My passion for music and Lana Del Rey

“Music makes me literally happy,” I thought, after I found myself smiling while listening to some of Lana Del Rey songs, which I’ve just been discovered few days back.

I don’t have a great voice. I know how to play different musical instruments but I can’t use them like a pro. I write songs but they aren’t as good as the songs that I listen to everyday. But my passion for music is eternal. I muse over memories through music. I cry and laugh with it like I’m living an endless music video. And most importantly, it’s making me feel alive especially when things are losing their colours like leaves turning into nothing but crusty pieces of history scattered on the ground.

I listen to music not because I am generally a sentimental person that has been going through a lot of issues. I live and breathe emotions through the songs I’ve felt, experienced and listened to. I appreciate words and melody combined together to create profound art no one could ever explain except the one who made them. Across all genres, across all kinds, across all time, my appreciation for music is limitless.
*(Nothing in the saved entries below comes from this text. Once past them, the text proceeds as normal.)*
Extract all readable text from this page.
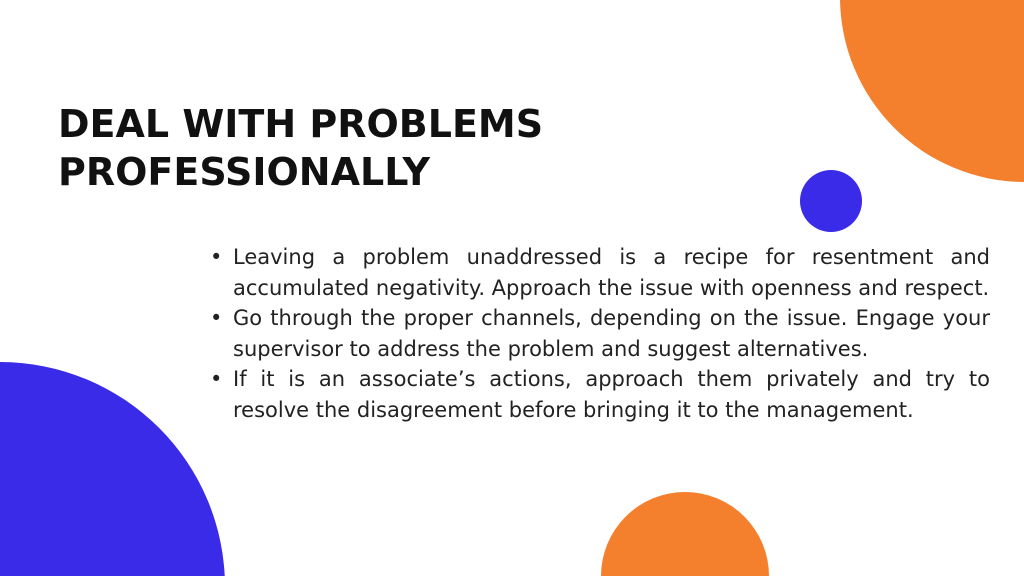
DEAL WITH PROBLEMS
PROFESSIONALLY
• Leaving a problem unaddressed is a recipe for resentment and accumulated negativity. Approach the issue with openness and respect.
• Go through the proper channels, depending on the issue. Engage your supervisor to address the problem and suggest alternatives.
• If it is an associate’s actions, approach them privately and try to resolve the disagreement before bringing it to the management.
Few days back, a friend asked me how many songs are stored in my computer. I said I think I have approximately 3,000 songs in my iTunes. He was in awe and told me jokingly that I must have been going through a lot. I took it as a joke, of course, and then I thought of Lana Del Rey, my recently formed fondness of her, how I like her songs, how her art sliced me open and stitched me afterwards,  how her voice could painfully ricochet through reality and fantasy at the same time.

I don’t just listen to songs because I’m sad or because I want to bring back some selected memories. Music, above all my other passions, is my childhood, my adolescence, my present, and my future. I remember how I would often wake up as a child to old random songs my father would play every morning. Even up to this moment, I could still intricately remember how I started to sing, and then how I learned how to play the guitar and then how to play the piano and then how I’m now starting to learn how to play the drums. All of these are good memories. Yes, I would sometimes listen to music to refresh some good old memories but there would also be times where I would just listen to music, with eyes closed, take in the lyrics inside me, imagine how such beautiful songs could have ever been written, and thank the people who made them, for opening up, for sharing their experience, harmonized and with very artful tune.

Every now and then, I sob with the thought that I can’t pursue music because of so many things that just won’t let me. But I guess this is what life is really all about. The things that you love are the things that will also hurt you the most but will also make you feel genuine happiness. The things that you need will also be the things that will frustrate you big time but will also make you feel triumphant at some point. I guess that’s just it. Music is my passion, my euphoria and frustration, my weakness and my strength, the only thing that could embrace my soul with such tenderness, so gentle it could make me cry randomly, with no particular reason.